SEOUL, July 3 (Yonhap) -- Environment Minister-nominee Kim Eun-kyung underscored her resolve Monday for a policy shift to sustainable development, noting the country's priority on growth has long eclipsed environmental protection.
During a parliamentary confirmation hearing, Kim also pointed out rampant public distrust over the government's environmental information, stressing the need to enhance their accuracy and widen public access to it.
"Based on our deep self-reflection on the ministry's failure to fully serve its mission overshadowed by the values of development, I will have it reborn as one that will spearhead the country's sustainability agenda," Kim said during her opening remarks.
"The philosophy of sustainable development will serve as criteria not only for evaluating the past of the environmental ministry, but also for formulating future policies," she added.
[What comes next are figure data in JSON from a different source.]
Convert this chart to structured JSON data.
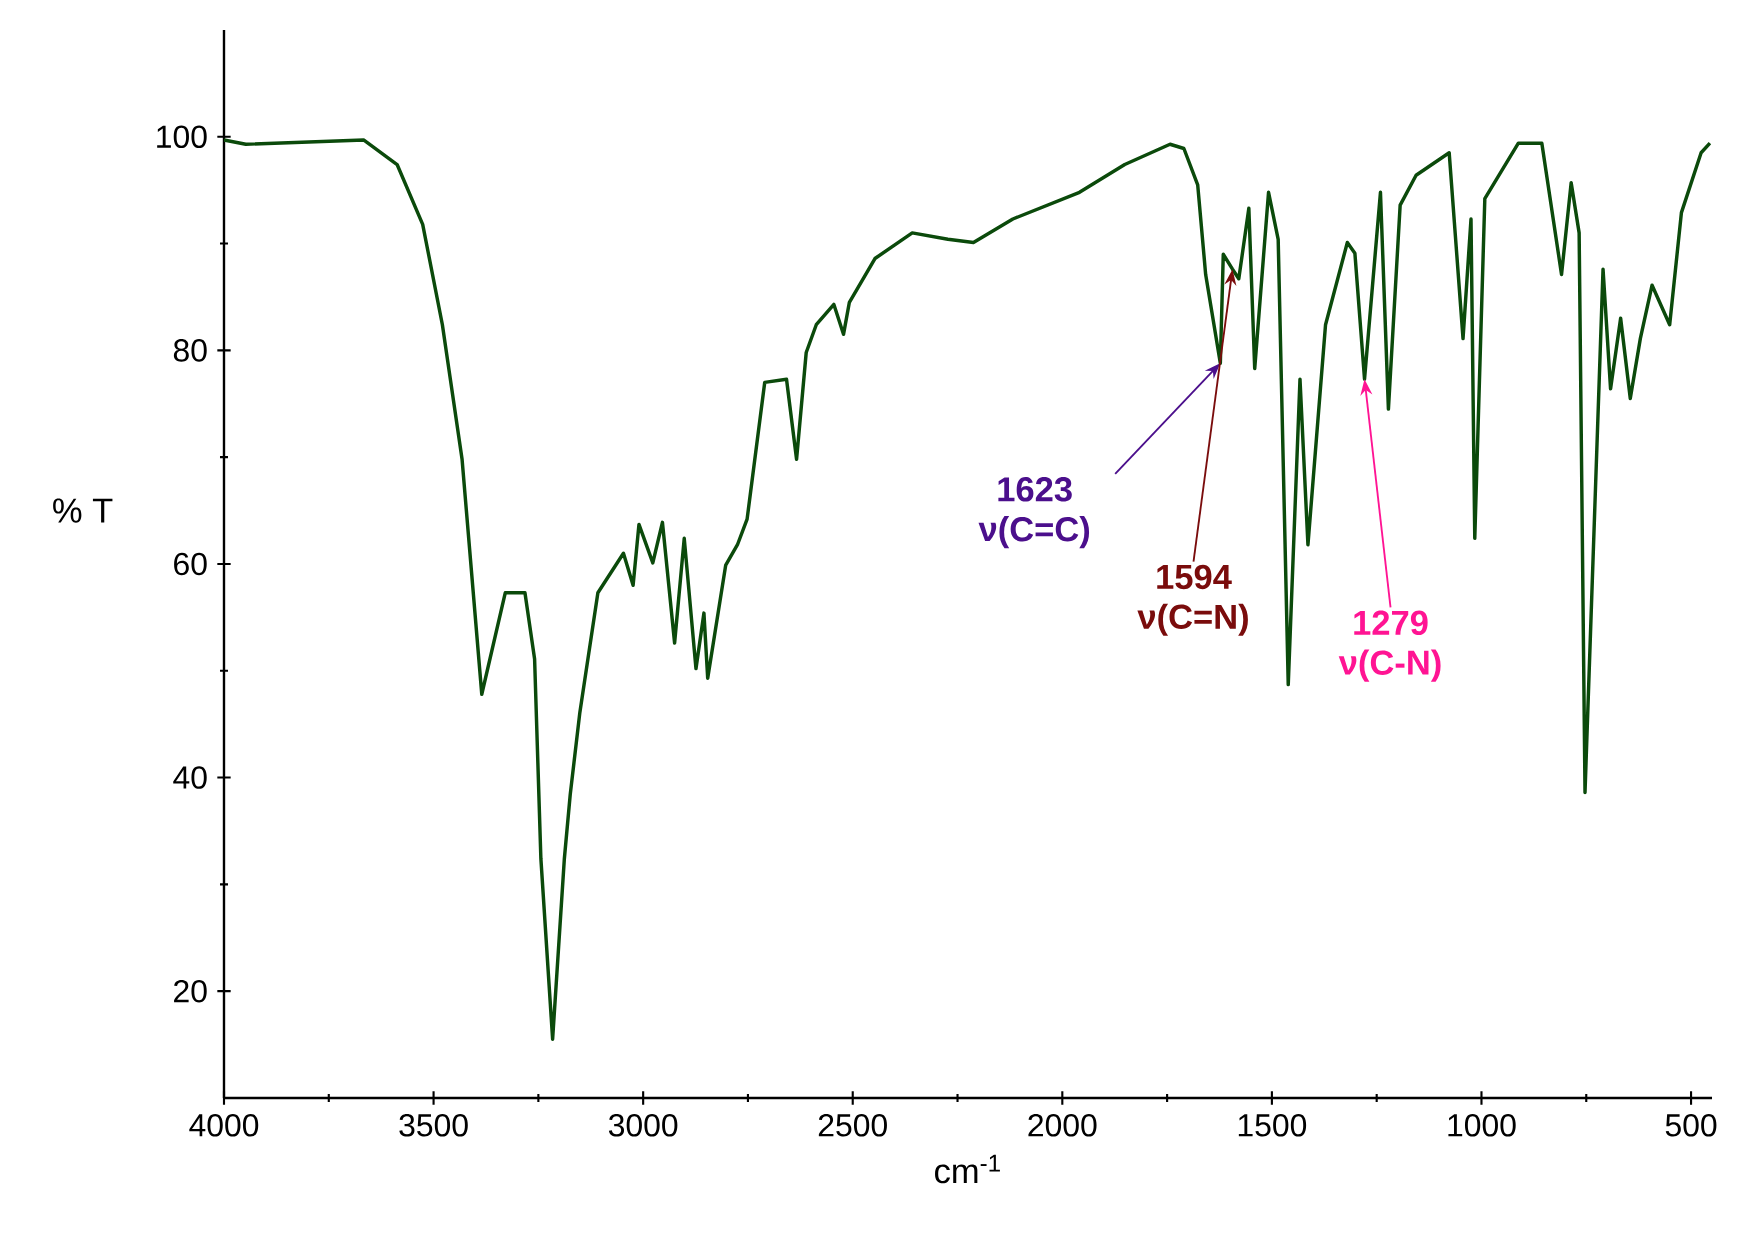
{
  "chart_data": {
    "type": "line",
    "xlabel": "cm$^{-1}$",
    "ylabel": "% T",
    "xlim": [
      4000,
      450
    ],
    "ylim": [
      10,
      110
    ],
    "xticks": [
      4000,
      3500,
      3000,
      2500,
      2000,
      1500,
      1000,
      500
    ],
    "yticks": [
      20,
      40,
      60,
      80,
      100
    ],
    "grid": false,
    "marker": "none",
    "line_style": "solid",
    "series": [
      {
        "color": "#0b4a0b",
        "x": [
          4000,
          3948,
          3667,
          3587,
          3526,
          3479,
          3432,
          3385,
          3329,
          3282,
          3259,
          3244,
          3216,
          3188,
          3174,
          3151,
          3108,
          3047,
          3024,
          3010,
          2977,
          2954,
          2925,
          2902,
          2874,
          2855,
          2846,
          2803,
          2775,
          2752,
          2710,
          2658,
          2634,
          2611,
          2587,
          2545,
          2522,
          2508,
          2447,
          2358,
          2273,
          2212,
          2118,
          1959,
          1851,
          1743,
          1710,
          1677,
          1658,
          1623,
          1616,
          1594,
          1579,
          1555,
          1541,
          1508,
          1485,
          1461,
          1433,
          1414,
          1372,
          1320,
          1302,
          1279,
          1241,
          1222,
          1194,
          1156,
          1077,
          1044,
          1025,
          1016,
          992,
          912,
          856,
          809,
          786,
          767,
          753,
          710,
          692,
          668,
          645,
          621,
          593,
          551,
          523,
          476,
          455
        ],
        "values": [
          99.7,
          99.3,
          99.7,
          97.4,
          91.8,
          82.4,
          69.8,
          47.8,
          57.3,
          57.3,
          51.1,
          32.4,
          15.5,
          32.4,
          38.4,
          46.1,
          57.3,
          61.0,
          58.0,
          63.7,
          60.1,
          63.9,
          52.6,
          62.4,
          50.2,
          55.4,
          49.3,
          59.9,
          61.8,
          64.2,
          77.0,
          77.3,
          69.8,
          79.8,
          82.4,
          84.3,
          81.5,
          84.5,
          88.6,
          91.0,
          90.4,
          90.1,
          92.3,
          94.8,
          97.4,
          99.3,
          98.9,
          95.5,
          87.1,
          78.8,
          89.0,
          87.6,
          86.7,
          93.3,
          78.3,
          94.8,
          90.4,
          48.7,
          77.3,
          61.8,
          82.4,
          90.1,
          89.1,
          77.3,
          94.8,
          74.5,
          93.6,
          96.4,
          98.5,
          81.1,
          92.3,
          62.4,
          94.2,
          99.4,
          99.4,
          87.1,
          95.7,
          91.0,
          38.6,
          87.6,
          76.4,
          83.0,
          75.5,
          81.1,
          86.1,
          82.4,
          92.9,
          98.5,
          99.4
        ]
      }
    ],
    "annotations": [
      {
        "text": "1623 ν(C=C)",
        "x": 1623,
        "y": 78.8
      },
      {
        "text": "1594 ν(C=N)",
        "x": 1594,
        "y": 87.6
      },
      {
        "text": "1279 ν(C-N)",
        "x": 1279,
        "y": 77.3
      }
    ]
  }
}
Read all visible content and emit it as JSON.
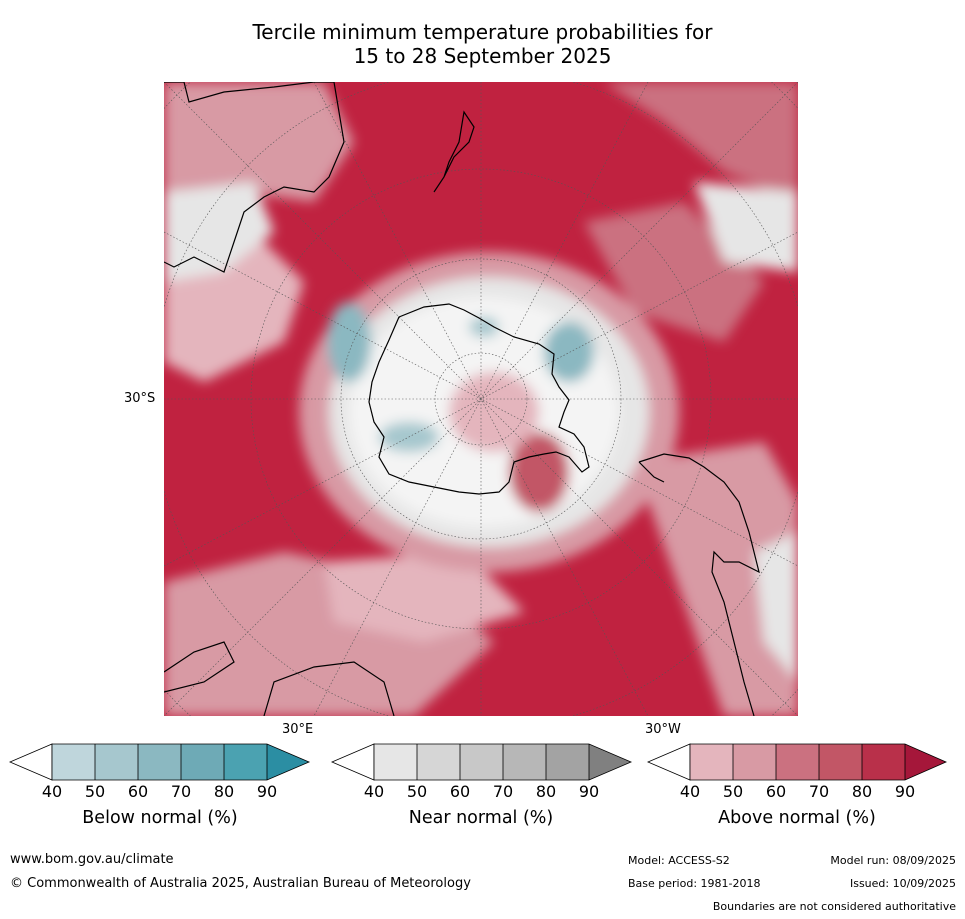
{
  "title": {
    "line1": "Tercile minimum temperature probabilities for",
    "line2": "15 to 28 September 2025"
  },
  "map": {
    "lat_label": "30°S",
    "lon_label_east": "30°E",
    "lon_label_west": "30°W"
  },
  "colorbars": [
    {
      "label": "Below normal (%)",
      "ticks": [
        "40",
        "50",
        "60",
        "70",
        "80",
        "90"
      ],
      "colors": [
        "#bfd6dc",
        "#a6c7ce",
        "#8bb8c1",
        "#6eaab6",
        "#4ba2b1",
        "#2b8ea3"
      ]
    },
    {
      "label": "Near normal (%)",
      "ticks": [
        "40",
        "50",
        "60",
        "70",
        "80",
        "90"
      ],
      "colors": [
        "#e6e6e6",
        "#d6d6d6",
        "#c8c8c8",
        "#b7b7b7",
        "#a3a3a3",
        "#808080"
      ]
    },
    {
      "label": "Above normal (%)",
      "ticks": [
        "40",
        "50",
        "60",
        "70",
        "80",
        "90"
      ],
      "colors": [
        "#e4b5bd",
        "#d89aa4",
        "#cb7180",
        "#c25666",
        "#b9304a",
        "#a5173a"
      ]
    }
  ],
  "footer": {
    "website": "www.bom.gov.au/climate",
    "copyright": "© Commonwealth of Australia 2025, Australian Bureau of Meteorology",
    "model": "Model: ACCESS-S2",
    "model_run": "Model run: 08/09/2025",
    "base_period": "Base period: 1981-2018",
    "issued": "Issued: 10/09/2025",
    "disclaimer": "Boundaries are not considered authoritative"
  }
}
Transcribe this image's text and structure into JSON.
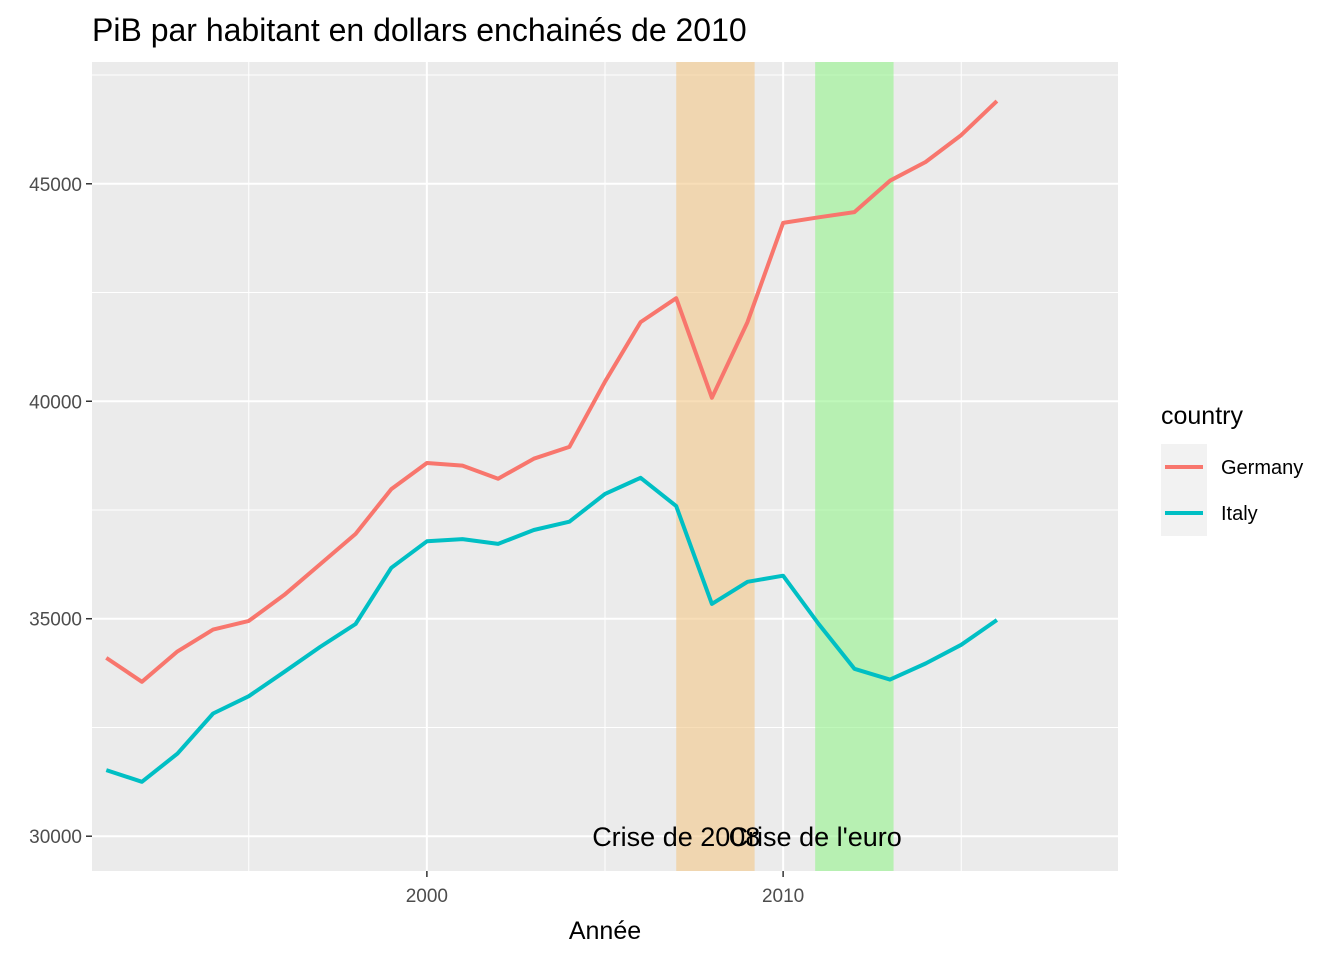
{
  "chart_data": {
    "type": "line",
    "title": "PiB par habitant en dollars enchainés de 2010",
    "xlabel": "Année",
    "ylabel": "",
    "xlim": [
      1990.6,
      2019.4
    ],
    "ylim": [
      29200,
      47800
    ],
    "x_ticks": [
      2000,
      2010
    ],
    "x_tick_labels": [
      "2000",
      "2010"
    ],
    "y_ticks": [
      30000,
      35000,
      40000,
      45000
    ],
    "y_tick_labels": [
      "30000",
      "35000",
      "40000",
      "45000"
    ],
    "grid": true,
    "legend": {
      "title": "country",
      "position": "right"
    },
    "x": [
      1991,
      1992,
      1993,
      1994,
      1995,
      1996,
      1997,
      1998,
      1999,
      2000,
      2001,
      2002,
      2003,
      2004,
      2005,
      2006,
      2007,
      2008,
      2009,
      2010,
      2011,
      2012,
      2013,
      2014,
      2015,
      2016,
      2017
    ],
    "series": [
      {
        "name": "Germany",
        "color": "#f8766d",
        "values": [
          34100,
          33550,
          34250,
          34750,
          34950,
          35550,
          36250,
          36950,
          37980,
          38580,
          38520,
          38220,
          38680,
          38950,
          40450,
          41820,
          42370,
          40080,
          41820,
          44100,
          44230,
          44350,
          45070,
          45500,
          46120,
          46900,
          null
        ]
      },
      {
        "name": "Italy",
        "color": "#00bfc4",
        "values": [
          31520,
          31250,
          31900,
          32820,
          33220,
          33780,
          34350,
          34880,
          36170,
          36780,
          36830,
          36720,
          37040,
          37230,
          37870,
          38240,
          37590,
          35340,
          35850,
          35990,
          34880,
          33850,
          33600,
          33970,
          34400,
          34970,
          null
        ]
      }
    ],
    "highlight_bands": [
      {
        "start": 2007,
        "end": 2009.2,
        "label": "Crise de 2008",
        "color": "#f4c888"
      },
      {
        "start": 2010.9,
        "end": 2013.1,
        "label": "Crise de l'euro",
        "color": "#94f48c"
      }
    ]
  }
}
The former presidential advisor and civic activist also underscored the need for "social consensus" on crafting and implementing environmental policies, referring to public division over a range of sensitive issues, such as installing cable cars on mountain parks.
"I will regard social consensus as the core principle... If given the opportunity, I will establish this core value in the ministry, and realize and keep it," she said.
Touching on the victims of a long-standing humidifier disinfectant scandal, Kim said the government should also shoulder part of the compensation costs, and that she would seek to arrange a meeting between President Moon Jae-in and the victims and their families.
The scandal came to light after four pregnant women died of lung problems for unknown reasons in 2011. A government-led investigation later confirmed a connection between scores of people who died of lung problems and the chemicals used to clean household humidifiers.
During the hearing, opposition lawmakers grilled her over the allegation that her son landed a job at a civic enterprise last year thanks to her influence. Kim denied it.
A ministerial appointment does not require parliamentary consent, but disapproval often imposes a political burden on the president.